Sunday, June 27, 2010

The Ark


Mark and I went on a mini-road trip this weekend to Summer Lake in Eastern Oregon. It’s not a very popular spot—miles and miles of sagebrush and ponderosa pines until you reach this ancient flat place which was once a lake, 20,000 years ago, and has been slowing evaporating ever since. There’s a wildlife refuge there and we watched pelicans and avocets fly as The Ark rumbled down a dirt track with weeds growing up between the tracks. It’s wild, and empty, and beautiful, like much of our huge country. On the way home, I realized that The Ark and I have been cruising the back roads of the United States together for twenty years now.

I bought my van in 1990, when she was six years old. It was love at first sight. She came with a dent in the side, a leaking engine which needed some work, and wide open space in the back. She has a huge, truck like steering wheel and gear shift and, at the time, the driver sat above every other car on the road. (This was pre-SUV.) I grew up in a pick-up truck and my soul recognized this view of the world the moment I climbed in; I still had to learn to drive a standard, but a trip to Boston took care of that skill. She spent a week at Foreign Auto Works, where they rebuilt the engine and then I took her home to customize. We were going on a three month road trip across the country. It had been twenty years since I went with my parents and it was time.

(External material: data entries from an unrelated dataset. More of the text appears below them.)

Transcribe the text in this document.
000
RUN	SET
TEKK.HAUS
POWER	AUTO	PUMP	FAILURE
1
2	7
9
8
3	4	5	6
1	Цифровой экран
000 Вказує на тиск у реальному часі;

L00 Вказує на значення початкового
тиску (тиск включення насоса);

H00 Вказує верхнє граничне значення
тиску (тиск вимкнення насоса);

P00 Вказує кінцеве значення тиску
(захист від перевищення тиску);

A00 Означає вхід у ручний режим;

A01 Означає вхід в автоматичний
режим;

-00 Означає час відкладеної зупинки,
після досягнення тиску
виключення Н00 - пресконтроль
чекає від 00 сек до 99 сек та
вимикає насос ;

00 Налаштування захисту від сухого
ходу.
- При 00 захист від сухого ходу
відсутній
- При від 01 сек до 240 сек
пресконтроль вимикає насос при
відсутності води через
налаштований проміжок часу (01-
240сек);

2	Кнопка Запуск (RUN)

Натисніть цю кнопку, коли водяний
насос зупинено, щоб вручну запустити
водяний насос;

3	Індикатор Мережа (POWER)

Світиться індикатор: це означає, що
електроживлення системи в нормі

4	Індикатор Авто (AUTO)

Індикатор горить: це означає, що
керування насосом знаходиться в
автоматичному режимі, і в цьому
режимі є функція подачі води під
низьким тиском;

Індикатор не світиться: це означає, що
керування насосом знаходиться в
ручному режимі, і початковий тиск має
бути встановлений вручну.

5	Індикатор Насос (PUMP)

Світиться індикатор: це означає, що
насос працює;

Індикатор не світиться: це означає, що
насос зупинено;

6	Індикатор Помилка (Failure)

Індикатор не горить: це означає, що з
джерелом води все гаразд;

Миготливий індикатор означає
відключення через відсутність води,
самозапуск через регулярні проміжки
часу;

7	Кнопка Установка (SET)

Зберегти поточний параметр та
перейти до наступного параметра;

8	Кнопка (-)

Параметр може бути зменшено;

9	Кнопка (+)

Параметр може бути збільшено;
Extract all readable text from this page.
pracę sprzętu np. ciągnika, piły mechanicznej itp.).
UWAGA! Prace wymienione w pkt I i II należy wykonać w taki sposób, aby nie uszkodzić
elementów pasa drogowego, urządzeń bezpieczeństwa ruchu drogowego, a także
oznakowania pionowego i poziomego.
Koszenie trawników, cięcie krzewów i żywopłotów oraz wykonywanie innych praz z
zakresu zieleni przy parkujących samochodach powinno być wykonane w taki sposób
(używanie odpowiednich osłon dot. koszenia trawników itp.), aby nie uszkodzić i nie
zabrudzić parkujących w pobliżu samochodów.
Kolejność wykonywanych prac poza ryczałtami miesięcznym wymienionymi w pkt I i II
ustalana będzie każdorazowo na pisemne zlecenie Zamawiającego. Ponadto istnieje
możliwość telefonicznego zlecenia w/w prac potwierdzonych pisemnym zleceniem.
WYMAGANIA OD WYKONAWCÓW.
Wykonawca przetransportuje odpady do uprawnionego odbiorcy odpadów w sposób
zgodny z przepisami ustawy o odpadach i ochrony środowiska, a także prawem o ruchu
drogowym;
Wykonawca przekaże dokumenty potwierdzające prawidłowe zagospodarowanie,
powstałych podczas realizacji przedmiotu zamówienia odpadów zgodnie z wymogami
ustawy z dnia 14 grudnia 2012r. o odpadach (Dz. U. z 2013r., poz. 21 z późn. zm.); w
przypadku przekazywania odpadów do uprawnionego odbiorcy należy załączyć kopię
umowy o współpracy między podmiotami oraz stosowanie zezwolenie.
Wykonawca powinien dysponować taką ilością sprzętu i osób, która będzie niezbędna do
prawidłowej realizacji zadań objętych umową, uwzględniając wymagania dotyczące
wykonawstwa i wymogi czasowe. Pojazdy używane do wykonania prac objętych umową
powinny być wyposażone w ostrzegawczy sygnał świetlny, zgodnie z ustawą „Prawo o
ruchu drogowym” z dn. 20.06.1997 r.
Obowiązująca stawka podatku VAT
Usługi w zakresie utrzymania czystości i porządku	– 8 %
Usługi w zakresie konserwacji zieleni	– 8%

I built a platform out of scrap wood that I found over by Strawberry Banke to sit over the engine and shoved an old double futon in. Flannel sheets and several blankets covered the bed. The space underneath became instant storage for valuables and things you don’t need every day (funnel for the anti-freeze, chains for icy roads, folding chairs and table…). The head of the futon rested on milk crates, which hold books, dishes and food—things you need all the time. I tied an old chest of drawers into the side for clothes and a work table. The Bakery donated a fish bucket for a dish pan, a small bucket – “You never know when you might need a bucket,” Anita warned—to hold bathroom supplies, and a mesh bag from fifty pounds of onions for laundry. My mother contributed a two burner Coleman Stove, which was stolen in San Francisco and replaced a few years later from a thrift shop in Seligman Arizona, along Route 66. I packed spices in film canisters (I’ve since replaced those!), oil, tamari, and yeast in jars, left tea in boxes. I made curtains, glued a ceramic rooster to the dash, copied my entire music collection onto cassette tapes, snagged a map of every state in the country from AAA and we were ready to go.

The Ark looks pretty much as she did twenty years ago. The futon has changed. I’ve added some decoration to the front dash. There are a few more dents and the cheap plastic bumper ends have fallen off. The paint is blistered where she was so close to a burning house one night that the whole neighborhood almost exploded. She got a new engine about 12 years ago and a transmission a year or so later. I have even fixed the heat, so it is not blasting on your feet while driving through the desert. That was a big improvement! But the engine still hums in the classic VW thrumming. She still drives like a truck. And I’m thinking, God willing and the creek don’t rise, that we are overdue for another cross country trip. Like John Steinbeck, I need to cross this country—in all of its glory and mind-numbing boredom (how much sagebrush can one state hold?) – to remember why I love the United States, even when I am appalled by its politics. I asked the Ark—she’s ready.